Nyai Lathifah menyerahkan LHKPN-nya pada 14 September lalu dan Didik Budi Muljono pada 3 Maret. Sedangkan HM Sanusi pada 17 Maret dan Didik Gatot Subroto pada 20 April.
LHKPN tersebut meliputi tanah dan bangunan, alat transportasi dan mesin, harta bergerak lainnya, surat berharga, kas setara kas, dan harta lainnya, serta hutang.

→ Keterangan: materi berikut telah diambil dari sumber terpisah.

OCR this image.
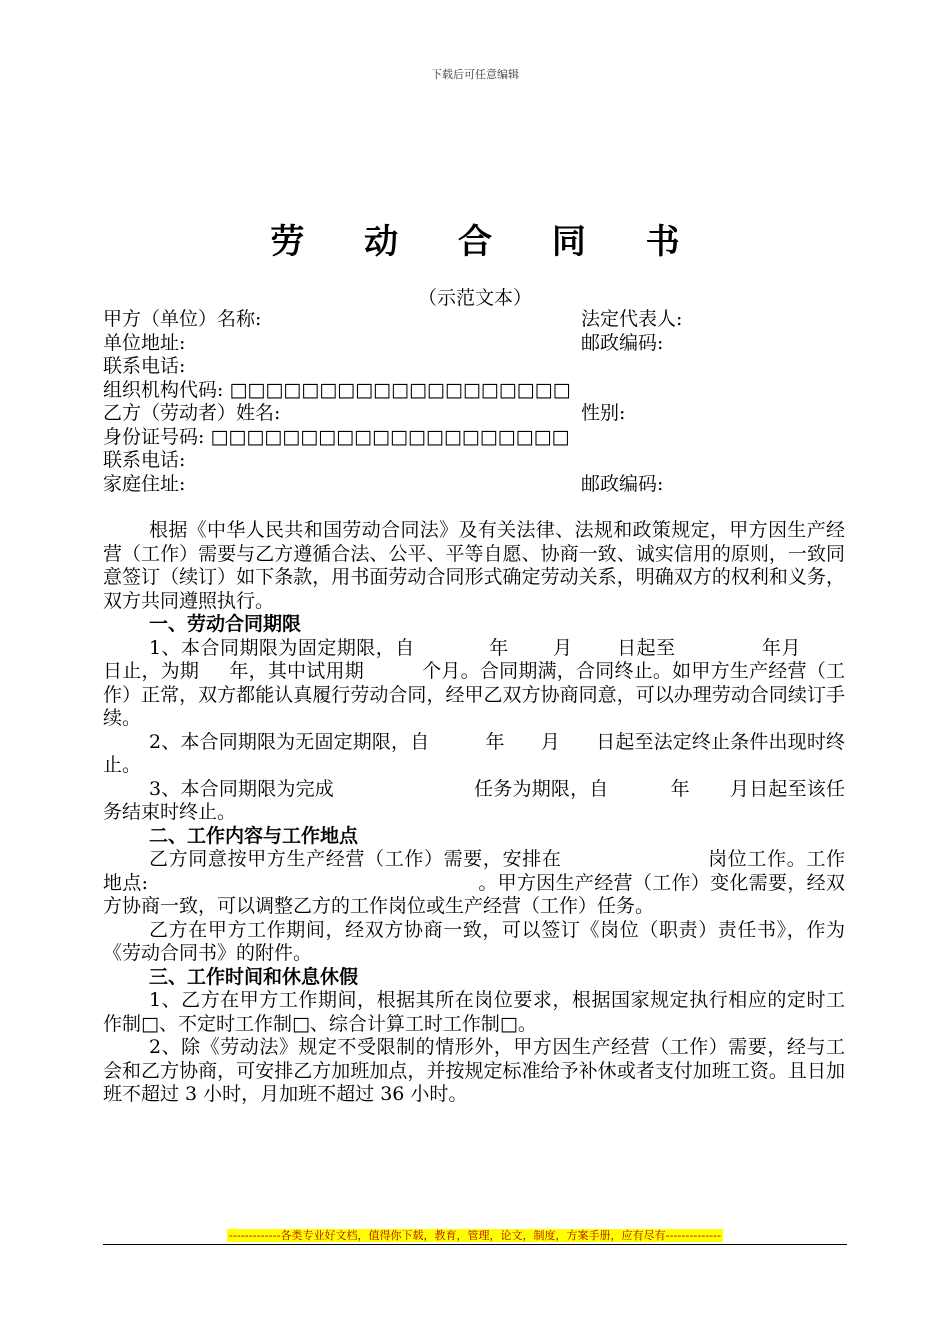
下载后可任意编辑
劳 动 合 同 书
（示范文本）
甲方（单位）名称:	法定代表人:
单位地址:	邮政编码:
联系电话:
组织机构代码: □□□□□□□□□□□□□□□□□□□
乙方（劳动者）姓名:	性别:
身份证号码: □□□□□□□□□□□□□□□□□□□□
联系电话:
家庭住址:	邮政编码:
根据《中华人民共和国劳动合同法》及有关法律、法规和政策规定，甲方因生产经营（工作）需要与乙方遵循合法、公平、平等自愿、协商一致、诚实信用的原则，一致同意签订（续订）如下条款，用书面劳动合同形式确定劳动关系，明确双方的权利和义务，双方共同遵照执行。
一、劳动合同期限
1、本合同期限为固定期限，自	年 月 日起至	年月日止，为期 年，其中试用期	个月。合同期满，合同终止。如甲方生产经营（工作）正常，双方都能认真履行劳动合同，经甲乙双方协商同意，可以办理劳动合同续订手续。
2、本合同期限为无固定期限，自	年 月 日起至法定终止条件出现时终止。
3、本合同期限为完成	任务为期限，自	年 月日起至该任务结束时终止。
二、工作内容与工作地点
乙方同意按甲方生产经营（工作）需要，安排在	岗位工作。工作地点:	。甲方因生产经营（工作）变化需要，经双方协商一致，可以调整乙方的工作岗位或生产经营（工作）任务。
乙方在甲方工作期间，经双方协商一致，可以签订《岗位（职责）责任书》，作为《劳动合同书》的附件。
三、工作时间和休息休假
1、乙方在甲方工作期间，根据其所在岗位要求，根据国家规定执行相应的定时工作制□、不定时工作制□、综合计算工时工作制□。
2、除《劳动法》规定不受限制的情形外，甲方因生产经营（工作）需要，经与工会和乙方协商，可安排乙方加班加点，并按规定标准给予补休或者支付加班工资。且日加班不超过 3 小时，月加班不超过 36 小时。
-------------各类专业好文档，值得你下载，教育，管理，论文，制度，方案手册，应有尽有--------------
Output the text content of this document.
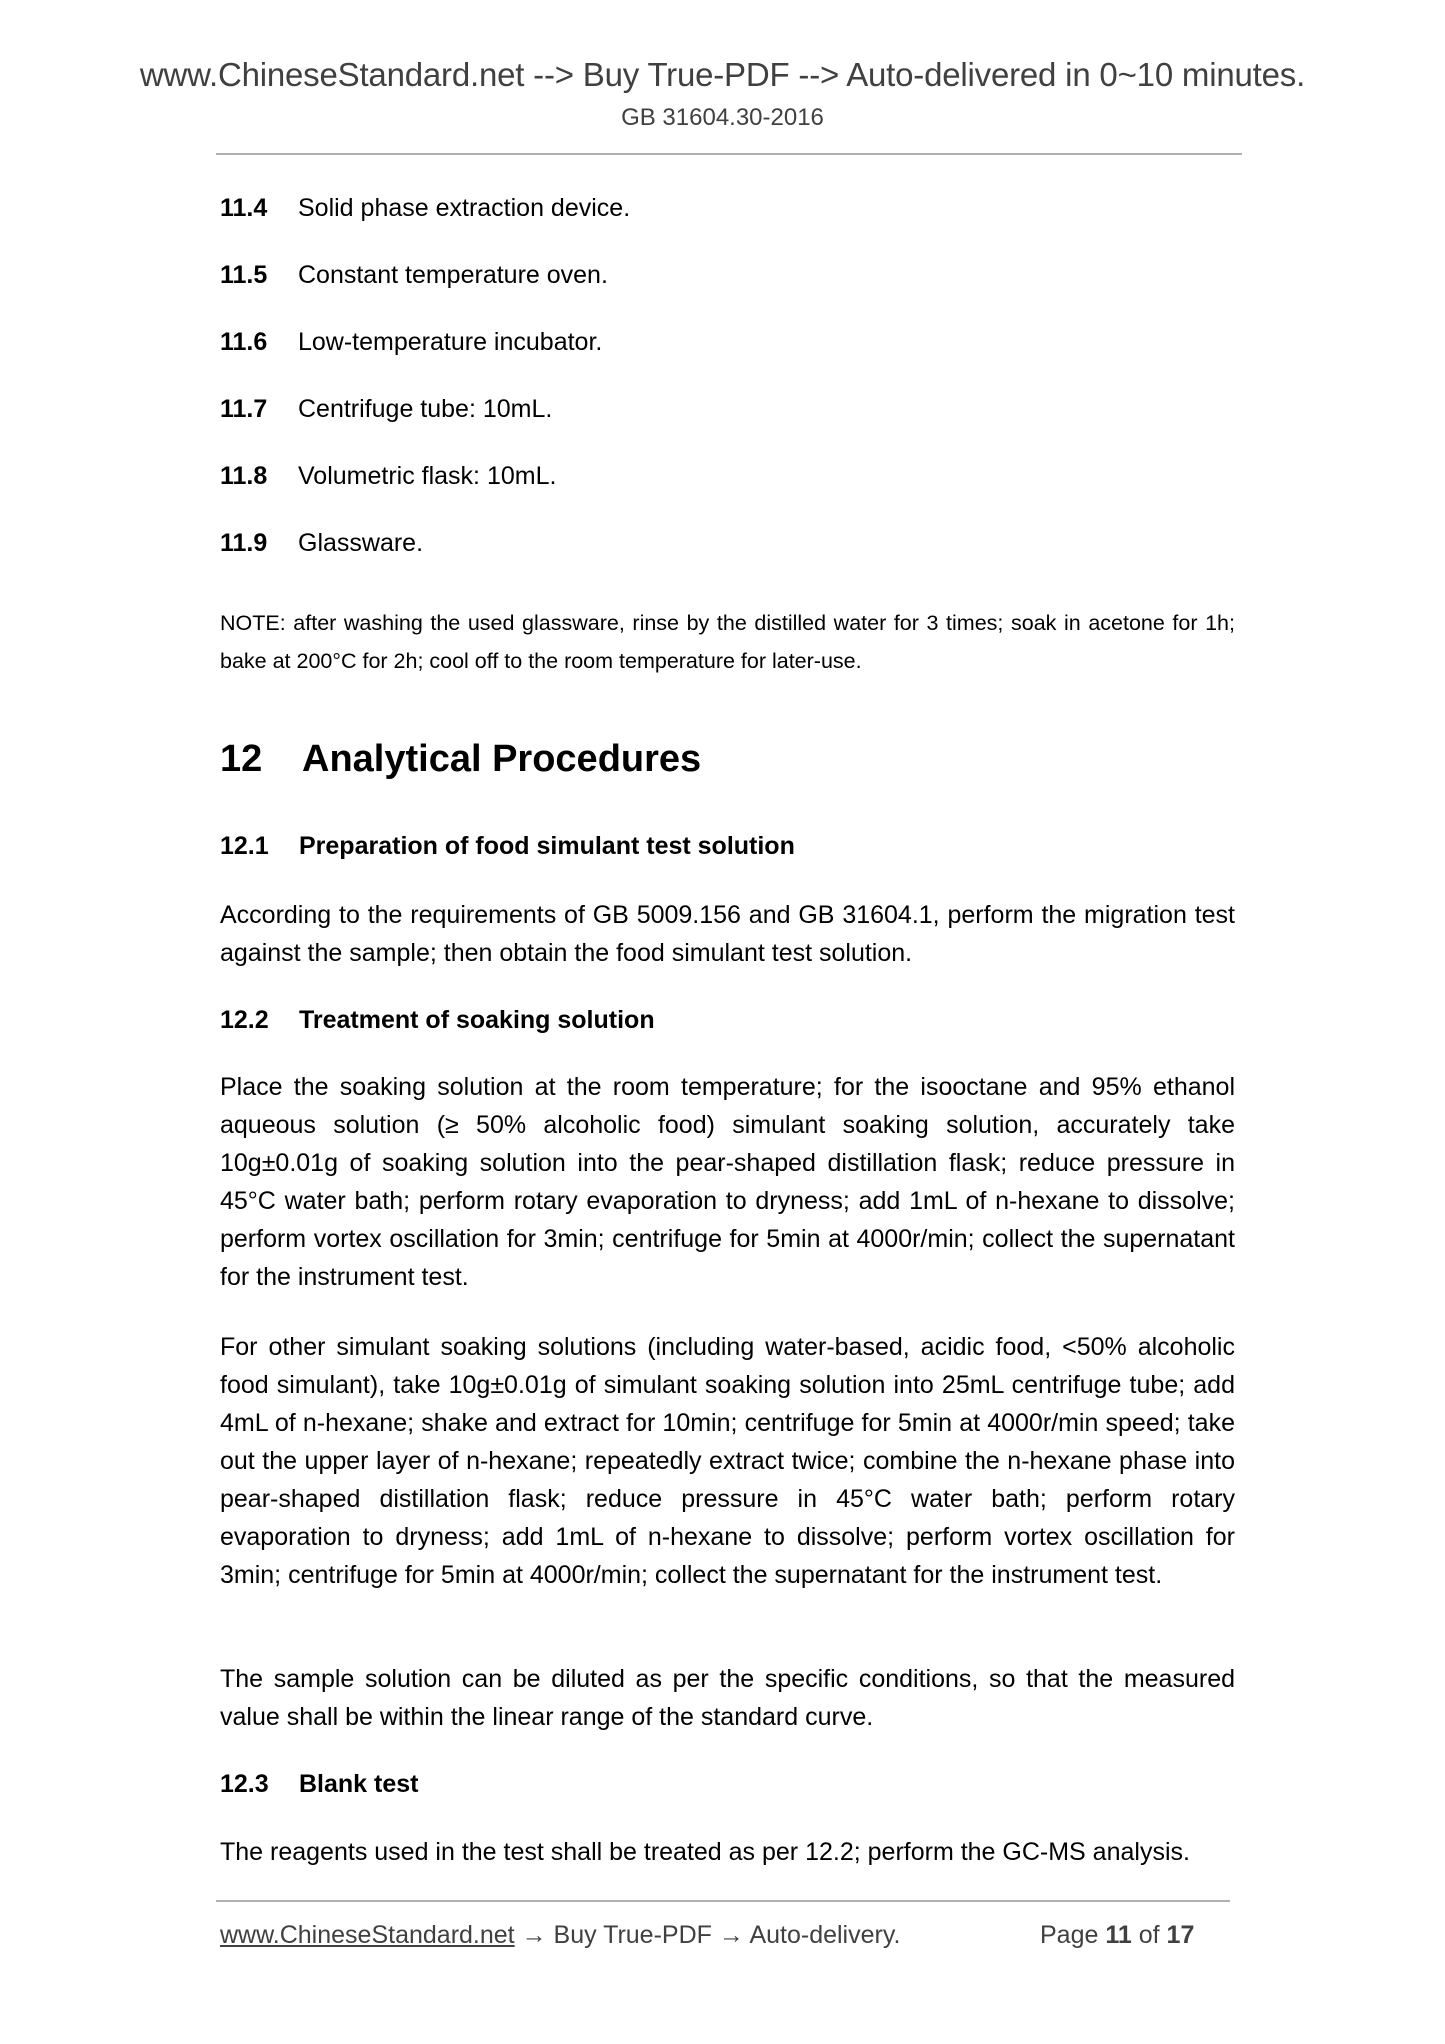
www.ChineseStandard.net --> Buy True-PDF --> Auto-delivered in 0~10 minutes.
GB 31604.30-2016
11.4 Solid phase extraction device.
11.5 Constant temperature oven.
11.6 Low-temperature incubator.
11.7 Centrifuge tube: 10mL.
11.8 Volumetric flask: 10mL.
11.9 Glassware.
NOTE: after washing the used glassware, rinse by the distilled water for 3 times; soak in acetone for 1h; bake at 200°C for 2h; cool off to the room temperature for later-use.
12 Analytical Procedures
12.1 Preparation of food simulant test solution
According to the requirements of GB 5009.156 and GB 31604.1, perform the migration test against the sample; then obtain the food simulant test solution.
12.2 Treatment of soaking solution
Place the soaking solution at the room temperature; for the isooctane and 95% ethanol aqueous solution (≥ 50% alcoholic food) simulant soaking solution, accurately take 10g±0.01g of soaking solution into the pear-shaped distillation flask; reduce pressure in 45°C water bath; perform rotary evaporation to dryness; add 1mL of n-hexane to dissolve; perform vortex oscillation for 3min; centrifuge for 5min at 4000r/min; collect the supernatant for the instrument test.
For other simulant soaking solutions (including water-based, acidic food, <50% alcoholic food simulant), take 10g±0.01g of simulant soaking solution into 25mL centrifuge tube; add 4mL of n-hexane; shake and extract for 10min; centrifuge for 5min at 4000r/min speed; take out the upper layer of n-hexane; repeatedly extract twice; combine the n-hexane phase into pear-shaped distillation flask; reduce pressure in 45°C water bath; perform rotary evaporation to dryness; add 1mL of n-hexane to dissolve; perform vortex oscillation for 3min; centrifuge for 5min at 4000r/min; collect the supernatant for the instrument test.
The sample solution can be diluted as per the specific conditions, so that the measured value shall be within the linear range of the standard curve.
12.3 Blank test
The reagents used in the test shall be treated as per 12.2; perform the GC-MS analysis.
www.ChineseStandard.net → Buy True-PDF → Auto-delivery.	Page 11 of 17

“Sudah beres semua. Kita serahkan pada saat sebelum penetapan. Itukan salah satu persyaratan pada saat pendaftaran. Saat penetapan sudah clear semua,” ujar Sekretaris Tim Pemenangan Malang Makmur yang mengusung HM Sanusi-Didik Gatot Subroto (Sandi), Darmadi Kamis (1/10/2020).
Berikut salah satu tim Malang Bangkit, Ali Murtadlo juga mengaku sudah menyetorkan LHKPN jagonya kepada KPU Kabupaten Malang.
“Sudah, sudah diserahkan ke KPU pada saat pendaftaran sebagai salah satu syarat,” kata Sekretaris Tim Pemenangan Malang Bangkit, Ali Murtadlo.
Lain hal, data harta kekayaan calon Bupati dan Wakil Bupati Malang perseorangan, Heri Cahyono alias Sam HC dan Gunadi Handoko, belum muncul di elhkpn.kpk.go.id. Namun, diterangkan Ketua Tim Kerja Malang Jejeg, Sutopo Dewangga, Sam HC dan Gunadi sudah menyampaikan laporan harta kekayaan kepada KPK.
“Sudah mas. Sudah diserahkan. Ini juga terus saya cek terkait administrasi itu,” ucap Sutopo. (haq/fir)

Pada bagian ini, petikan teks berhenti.